Palestinians who want to establish an independent state taking in the West Bank have welcomed the San Francisco-based firm’s move.
“Airbnb took a decision in the right direction to stop dealings with Israeli settlements, consistent with international legitimacy,” Wasel Abu Youssef, a senior official with the umbrella Palestine Liberation Organisation, told Reuters.
“Erdan’s incitement comes in the course of continued attempts by the Israeli extremist government to intimidate companies, parties and individuals who try to try to take good decisions that agree with international resolutions.”
A spokesman for Airbnb declined comment on the Israeli minister’s remarks. In a statement emailed to Reuters on Tuesday, Chris Lehane, Airbnb’s global head of policy and communications, said: “Israel is a special place and our over 22,000 hosts are special people who have welcomed hundreds of thousands of guests to Israel.
“We understand that this is a hard and complicated issue and we appreciate everyone’s perspective.”
Airbnb’s delisting applies only to Israeli settlements in the West Bank, where Palestinians have limited self rule under Israeli military occupation. It does not apply to Israel itself, or East Jerusalem and the Golan Heights, territories Israel has annexed without international recognition. Israel withdrew settlers from another Palestinian territory, the Gaza Strip, more than a decade ago.
Human Rights Watch hailed Airbnb’s delisting decision and, in a report on Tuesday, called on Booking.com to follow suit.
Booking.com did not immediately response to Reuters emails seeking its response.
Israeli Justice Minister Ayelet Shaked, addressing Wednesday’s conference separately, backed Erdan’s call to boycott Airbnb and suggested Israel also deploy its own anti-discrimination laws.

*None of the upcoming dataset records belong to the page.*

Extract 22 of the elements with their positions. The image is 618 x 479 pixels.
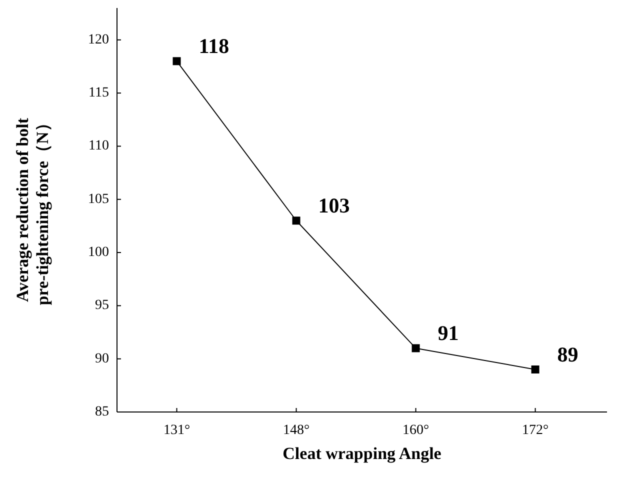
y-axis-title: Average reduction of bolt pre-tightening force（N）: [13, 114, 52, 306]
data-label: 103: [318, 194, 350, 218]
y-tick-label: 115: [88, 86, 109, 101]
data-label: 91: [438, 321, 459, 346]
y-tick-label: 95: [95, 298, 109, 314]
point: [292, 216, 300, 225]
x-axis-title: Cleat wrapping Angle: [282, 444, 442, 463]
y-tick-label: 100: [88, 245, 109, 260]
y-tick-label: 120: [88, 32, 109, 48]
data-label: 118: [198, 34, 230, 58]
y-tick-label: 90: [95, 351, 109, 366]
point: [531, 365, 540, 374]
data-label: 89: [557, 342, 578, 366]
x-tick-label: 172°: [522, 423, 549, 438]
y-tick-label: 85: [95, 404, 109, 420]
x-tick-label: 148°: [282, 423, 310, 438]
x-tick-label: 160°: [402, 423, 430, 438]
x-tick-label: 131°: [163, 423, 190, 438]
point: [172, 57, 181, 66]
point: [412, 344, 420, 352]
y-tick-label: 105: [88, 192, 109, 207]
y-tick-label: 110: [88, 138, 109, 154]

Israel has said it would turn to the Trump administration and could back lawsuits against Airbnb within U.S. states that have legislated against anti-Israel boycotts.

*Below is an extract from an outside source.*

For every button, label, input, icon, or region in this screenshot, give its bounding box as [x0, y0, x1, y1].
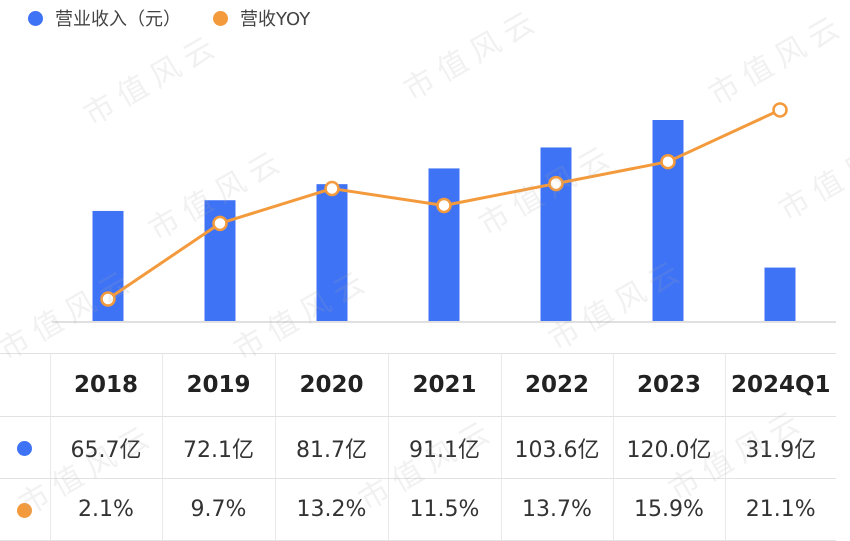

In Israel, one 2017 law empowers courts to award cash compensation to claimants who prove they have been denied goods or services because of where they live.
“I checked yesterday with my office, with the attorney-general, whether we can operate this law, and the answer is positive,” Shaked said. “We need to do anything we can in order to fight them back in order that they will change their decision.”